Combinative variability results from the exchange of genes during sexual reproduction. At the same time, the traits of the parents are combined in different ways in a number of generations, increasing the diversity of organisms in the population. Combinative variability obeys the rules of Mendelian inheritance.
An example of such variability is inbreeding and outbreeding (closely related andinbreeding). When the traits of an individual producer want to be fixed in the breed of animals, then inbreeding is used. Thus, the offspring becomes more uniform and reinforces the qualities of the founder of the line. Inbreeding leads to the manifestation of recessive genes and can lead to the degeneration of the line. To increase the viability of offspring, outbreeding is used - unrelated crossing. At the same time, the heterozygosity of the offspring increases and the diversity within the population increases, and, as a result, the resistance of individuals to the adverse effects of environmental factors increases.
Mutations, in turn, are divided into:
- genomic;
- chromosomal;
- genetic;
- cytoplasmic.
Changes affecting sex cells are inherited. Mutations in somatic cells can be transmitted to offspring if an individual reproduces vegetatively (plants, fungi). Mutations can be beneficial, neutral or harmful.
Genomic mutations
Variability in biology through genomic mutations can be of two types:
- Polyploidy - mutation is common in plants. It is caused by a multiple increase in the total number of chromosomes in the nucleus, is formed in the process of violation of their divergence to the poles of the cell during division. Polyploid hybrids are widely used in agriculture - in crop production there are more than 500 polyploids (onion, buckwheat, sugar beet, radish, mint, grapes and others).
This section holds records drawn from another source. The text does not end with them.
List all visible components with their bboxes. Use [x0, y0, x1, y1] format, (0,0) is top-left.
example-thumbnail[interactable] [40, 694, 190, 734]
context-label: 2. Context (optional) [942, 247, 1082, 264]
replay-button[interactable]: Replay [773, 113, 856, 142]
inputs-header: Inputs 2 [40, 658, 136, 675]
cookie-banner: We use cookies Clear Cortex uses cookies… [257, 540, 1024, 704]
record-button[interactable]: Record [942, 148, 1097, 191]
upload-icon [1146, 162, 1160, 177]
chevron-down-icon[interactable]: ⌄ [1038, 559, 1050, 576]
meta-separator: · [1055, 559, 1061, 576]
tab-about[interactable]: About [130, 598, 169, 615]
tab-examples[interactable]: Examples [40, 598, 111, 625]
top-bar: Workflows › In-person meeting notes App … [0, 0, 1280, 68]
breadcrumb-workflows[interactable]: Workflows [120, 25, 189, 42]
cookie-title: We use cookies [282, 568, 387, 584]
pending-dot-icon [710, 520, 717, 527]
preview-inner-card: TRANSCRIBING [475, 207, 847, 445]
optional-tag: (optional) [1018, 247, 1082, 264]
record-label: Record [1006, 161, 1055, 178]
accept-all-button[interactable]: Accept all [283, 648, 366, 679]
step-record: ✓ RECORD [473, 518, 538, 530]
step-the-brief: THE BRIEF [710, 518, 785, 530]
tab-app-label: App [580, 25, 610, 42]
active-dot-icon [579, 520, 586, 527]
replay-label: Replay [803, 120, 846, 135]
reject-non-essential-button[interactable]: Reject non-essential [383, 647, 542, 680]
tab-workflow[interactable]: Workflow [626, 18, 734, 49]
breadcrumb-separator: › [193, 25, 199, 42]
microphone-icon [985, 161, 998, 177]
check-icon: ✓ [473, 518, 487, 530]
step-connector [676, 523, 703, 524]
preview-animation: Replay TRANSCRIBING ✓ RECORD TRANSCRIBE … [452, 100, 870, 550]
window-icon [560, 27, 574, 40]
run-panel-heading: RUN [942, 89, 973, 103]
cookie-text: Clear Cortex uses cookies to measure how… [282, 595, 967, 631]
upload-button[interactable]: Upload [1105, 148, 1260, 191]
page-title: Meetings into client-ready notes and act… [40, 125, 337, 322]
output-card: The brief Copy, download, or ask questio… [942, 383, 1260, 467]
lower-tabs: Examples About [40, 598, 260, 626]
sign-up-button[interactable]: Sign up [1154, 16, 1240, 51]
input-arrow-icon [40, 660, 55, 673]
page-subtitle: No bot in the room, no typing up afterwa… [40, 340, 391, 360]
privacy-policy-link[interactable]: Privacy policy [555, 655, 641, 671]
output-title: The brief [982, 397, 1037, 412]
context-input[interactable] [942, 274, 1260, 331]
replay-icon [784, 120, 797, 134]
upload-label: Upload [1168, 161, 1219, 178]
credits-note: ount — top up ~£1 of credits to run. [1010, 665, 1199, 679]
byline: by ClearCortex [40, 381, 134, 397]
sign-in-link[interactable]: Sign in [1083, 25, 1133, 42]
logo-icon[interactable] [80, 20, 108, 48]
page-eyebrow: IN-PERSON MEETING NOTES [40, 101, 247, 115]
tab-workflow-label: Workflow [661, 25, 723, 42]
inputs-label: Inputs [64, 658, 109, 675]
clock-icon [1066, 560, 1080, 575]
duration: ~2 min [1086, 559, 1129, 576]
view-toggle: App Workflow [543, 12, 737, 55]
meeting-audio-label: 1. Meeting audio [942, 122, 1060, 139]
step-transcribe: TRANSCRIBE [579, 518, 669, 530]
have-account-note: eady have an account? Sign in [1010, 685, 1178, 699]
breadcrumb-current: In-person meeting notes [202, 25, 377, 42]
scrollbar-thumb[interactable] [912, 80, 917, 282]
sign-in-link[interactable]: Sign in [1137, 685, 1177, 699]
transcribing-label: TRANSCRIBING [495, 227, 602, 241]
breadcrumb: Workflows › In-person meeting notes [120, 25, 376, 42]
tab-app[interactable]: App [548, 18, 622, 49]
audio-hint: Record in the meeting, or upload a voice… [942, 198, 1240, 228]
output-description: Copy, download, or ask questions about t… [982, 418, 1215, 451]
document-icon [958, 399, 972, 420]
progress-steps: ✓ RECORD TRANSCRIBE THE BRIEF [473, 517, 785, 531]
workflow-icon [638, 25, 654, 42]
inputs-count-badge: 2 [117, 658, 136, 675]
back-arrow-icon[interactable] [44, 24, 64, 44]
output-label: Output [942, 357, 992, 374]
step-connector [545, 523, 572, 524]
- Aneuploidy -an increase or decrease in the number of chromosomes in individual pairs. This type of mutation is characterized by low viability of the individual. A widespread mutation in humans - one extra chromosome on the 21st pair causes Down syndrome.
Chromosomal mutations
Variability in biology through chromosomal mutations appears when the structure of the chromosomes themselves changes: loss of the end section, repetition of a set of genes, rotation of a single fragment, transfer of a chromosome segment to another place or to another chromosome. Such mutations often occur under the influence of radiation and chemical pollution of the environment.
Gene mutations
A significant part of these mutations does not appear externally, as it is a recessive trait. Gene mutations are caused by a change in the sequence of nucleotides - individual genes - and lead to the appearance of protein molecules with new properties.
Gene mutations in humans cause the manifestation of some hereditary diseases - sickle cell anemia, hemophilia.
Cytoplasmic mutations
Cytoplasmic mutations are associated with changes in the structures of the cell cytoplasm containing DNA molecules. These are mitochondria and plastids. Such mutations are transmitted through the maternal line, since the zygote receives all the cytoplasm from the maternal egg. An example of a cytoplasmic mutation that has caused variability in biology is plant pinnateness, which is caused by changesin chloroplasts.
All mutations have the following properties:
- They appear suddenly.
- Handed down.
- They don't have any direction. Mutations can undergo both an insignificant area and a vital sign.
- Occur in individual individuals, that is, individual.
- In their manifestation, mutations can be recessive or dominant.
- The same mutation can be repeated.
Each mutation is caused by certain causes. In most cases, it cannot be accurately determined. Under experimental conditions, to obtain mutations, a directed factor of the external environment is used - radiation exposure and the like.